Here is how my row looks like:
{"id": x ,
"data": [
{
"someId": 1 ,
"url": https://twitter.com/HillaryClinton?ref_src=twsrc%5Egoogle%7Ctwcamp%5Eserp%7Ctwgr%5Eauthor, »
} ,
{
"someId": 2 ,
"url": http://nymag.com/daily/intelligencer/2016/05/hillary-clinton-candidacy.html, »
} ,
]}
I created secondary index on data.url so retriving document is easy, but how do I most efficiently update just that specific,nested object?

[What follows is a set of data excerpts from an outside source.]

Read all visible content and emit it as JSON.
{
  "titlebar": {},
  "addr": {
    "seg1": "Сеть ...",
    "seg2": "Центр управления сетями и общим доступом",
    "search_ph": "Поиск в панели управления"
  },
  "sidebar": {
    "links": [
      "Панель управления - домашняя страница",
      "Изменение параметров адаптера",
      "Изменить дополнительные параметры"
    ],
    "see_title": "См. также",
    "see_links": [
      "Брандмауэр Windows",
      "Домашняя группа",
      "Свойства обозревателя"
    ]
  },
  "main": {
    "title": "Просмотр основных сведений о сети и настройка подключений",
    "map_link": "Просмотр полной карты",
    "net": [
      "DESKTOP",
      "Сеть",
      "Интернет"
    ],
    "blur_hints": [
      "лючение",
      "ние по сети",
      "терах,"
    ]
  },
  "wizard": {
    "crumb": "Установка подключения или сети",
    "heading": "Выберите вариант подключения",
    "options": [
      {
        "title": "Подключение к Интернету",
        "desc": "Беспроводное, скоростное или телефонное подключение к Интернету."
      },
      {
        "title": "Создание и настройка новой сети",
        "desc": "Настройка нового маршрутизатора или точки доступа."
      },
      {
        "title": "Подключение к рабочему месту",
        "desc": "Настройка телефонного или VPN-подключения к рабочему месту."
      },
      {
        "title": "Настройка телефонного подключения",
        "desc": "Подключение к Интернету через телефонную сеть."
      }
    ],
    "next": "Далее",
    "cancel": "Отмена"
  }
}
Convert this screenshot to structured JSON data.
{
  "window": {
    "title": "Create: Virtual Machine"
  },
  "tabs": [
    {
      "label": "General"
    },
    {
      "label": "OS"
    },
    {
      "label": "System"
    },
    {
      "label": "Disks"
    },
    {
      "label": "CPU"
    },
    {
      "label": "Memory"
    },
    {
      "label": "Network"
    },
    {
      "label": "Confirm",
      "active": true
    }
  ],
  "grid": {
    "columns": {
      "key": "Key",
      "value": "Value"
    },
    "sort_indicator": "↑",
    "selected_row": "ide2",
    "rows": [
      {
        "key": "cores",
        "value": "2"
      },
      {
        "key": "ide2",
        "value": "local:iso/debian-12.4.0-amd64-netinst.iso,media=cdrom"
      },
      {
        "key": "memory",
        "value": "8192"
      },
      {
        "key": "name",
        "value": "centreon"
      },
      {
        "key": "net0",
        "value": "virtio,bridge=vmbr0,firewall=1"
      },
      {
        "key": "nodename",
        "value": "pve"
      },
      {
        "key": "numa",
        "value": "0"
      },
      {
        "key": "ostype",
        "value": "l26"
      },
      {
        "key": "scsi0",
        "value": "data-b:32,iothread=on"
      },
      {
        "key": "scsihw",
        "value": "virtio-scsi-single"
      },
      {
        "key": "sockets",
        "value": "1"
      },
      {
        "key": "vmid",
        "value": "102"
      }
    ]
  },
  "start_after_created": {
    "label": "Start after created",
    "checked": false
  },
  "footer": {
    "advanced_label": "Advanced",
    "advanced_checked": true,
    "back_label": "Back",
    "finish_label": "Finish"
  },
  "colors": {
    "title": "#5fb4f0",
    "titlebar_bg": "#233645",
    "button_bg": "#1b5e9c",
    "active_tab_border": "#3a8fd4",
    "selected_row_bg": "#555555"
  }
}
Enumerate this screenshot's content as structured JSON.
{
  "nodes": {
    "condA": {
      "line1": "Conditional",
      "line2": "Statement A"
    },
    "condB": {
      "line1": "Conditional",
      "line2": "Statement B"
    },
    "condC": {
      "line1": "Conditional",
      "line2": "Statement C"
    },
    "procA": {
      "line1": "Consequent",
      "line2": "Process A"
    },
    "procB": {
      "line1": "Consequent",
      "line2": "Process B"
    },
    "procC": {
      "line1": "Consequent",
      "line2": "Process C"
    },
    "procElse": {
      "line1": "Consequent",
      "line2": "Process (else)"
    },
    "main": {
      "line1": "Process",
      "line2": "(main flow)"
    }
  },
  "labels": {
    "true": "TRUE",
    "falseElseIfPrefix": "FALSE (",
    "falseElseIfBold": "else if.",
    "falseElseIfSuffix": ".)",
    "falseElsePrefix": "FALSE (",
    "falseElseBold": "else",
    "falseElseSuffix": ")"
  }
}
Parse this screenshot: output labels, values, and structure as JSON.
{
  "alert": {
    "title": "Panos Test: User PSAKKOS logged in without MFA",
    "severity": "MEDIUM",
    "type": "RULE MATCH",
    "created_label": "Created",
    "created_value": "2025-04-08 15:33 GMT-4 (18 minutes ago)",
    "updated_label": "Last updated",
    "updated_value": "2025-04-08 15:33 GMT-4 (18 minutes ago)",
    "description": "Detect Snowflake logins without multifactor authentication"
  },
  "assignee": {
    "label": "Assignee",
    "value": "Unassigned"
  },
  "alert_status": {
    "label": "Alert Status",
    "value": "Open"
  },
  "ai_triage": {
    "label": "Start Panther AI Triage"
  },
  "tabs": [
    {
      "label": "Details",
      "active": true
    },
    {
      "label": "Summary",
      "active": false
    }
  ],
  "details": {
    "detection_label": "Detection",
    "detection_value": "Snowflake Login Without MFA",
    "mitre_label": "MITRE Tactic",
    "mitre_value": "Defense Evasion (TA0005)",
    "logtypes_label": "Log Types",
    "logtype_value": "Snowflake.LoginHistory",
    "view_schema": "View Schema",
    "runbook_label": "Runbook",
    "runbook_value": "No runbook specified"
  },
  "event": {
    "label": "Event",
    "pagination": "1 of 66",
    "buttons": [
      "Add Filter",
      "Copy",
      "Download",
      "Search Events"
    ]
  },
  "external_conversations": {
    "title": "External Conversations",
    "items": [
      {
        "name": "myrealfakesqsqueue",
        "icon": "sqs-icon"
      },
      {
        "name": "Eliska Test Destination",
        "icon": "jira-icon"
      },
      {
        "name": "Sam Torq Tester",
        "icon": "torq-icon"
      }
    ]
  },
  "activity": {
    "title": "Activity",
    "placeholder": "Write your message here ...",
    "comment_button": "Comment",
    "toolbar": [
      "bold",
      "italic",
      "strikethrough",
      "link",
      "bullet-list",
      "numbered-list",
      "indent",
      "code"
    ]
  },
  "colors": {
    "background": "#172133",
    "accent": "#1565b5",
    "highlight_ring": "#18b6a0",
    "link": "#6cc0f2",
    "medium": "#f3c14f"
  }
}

I might be adding new keys to it or just updating existing ones(newField, anotherField in example below).
End result should look like:
"data": [
{
"someId": 1 ,
"url": https://twitter.com/HillaryClinton?ref_src=twsrc%5Egoogle%7Ctwcamp%5Eserp%7Ctwgr%5Eauthor,
"newField": 5,
"anotherField": 12
}
...
edit: made it work like this(python):
a = r.db("lovli").table("KeyO").get_all("https://www.hillaryclinton.com/", index= "url").update(
lambda doc:
{"data": doc['data'].map(lambda singleData:
r.branch(
singleData['url'] == "https://www.hillaryclinton.com/",
singleData.merge({"status_tweet":3, "pda": 1}),
singleData
)
)
}
).run(conn)
Can this be improved? Also, I am going to be updating a lot of urls at the same time... Anyway to further improve performance by doing this in bulk?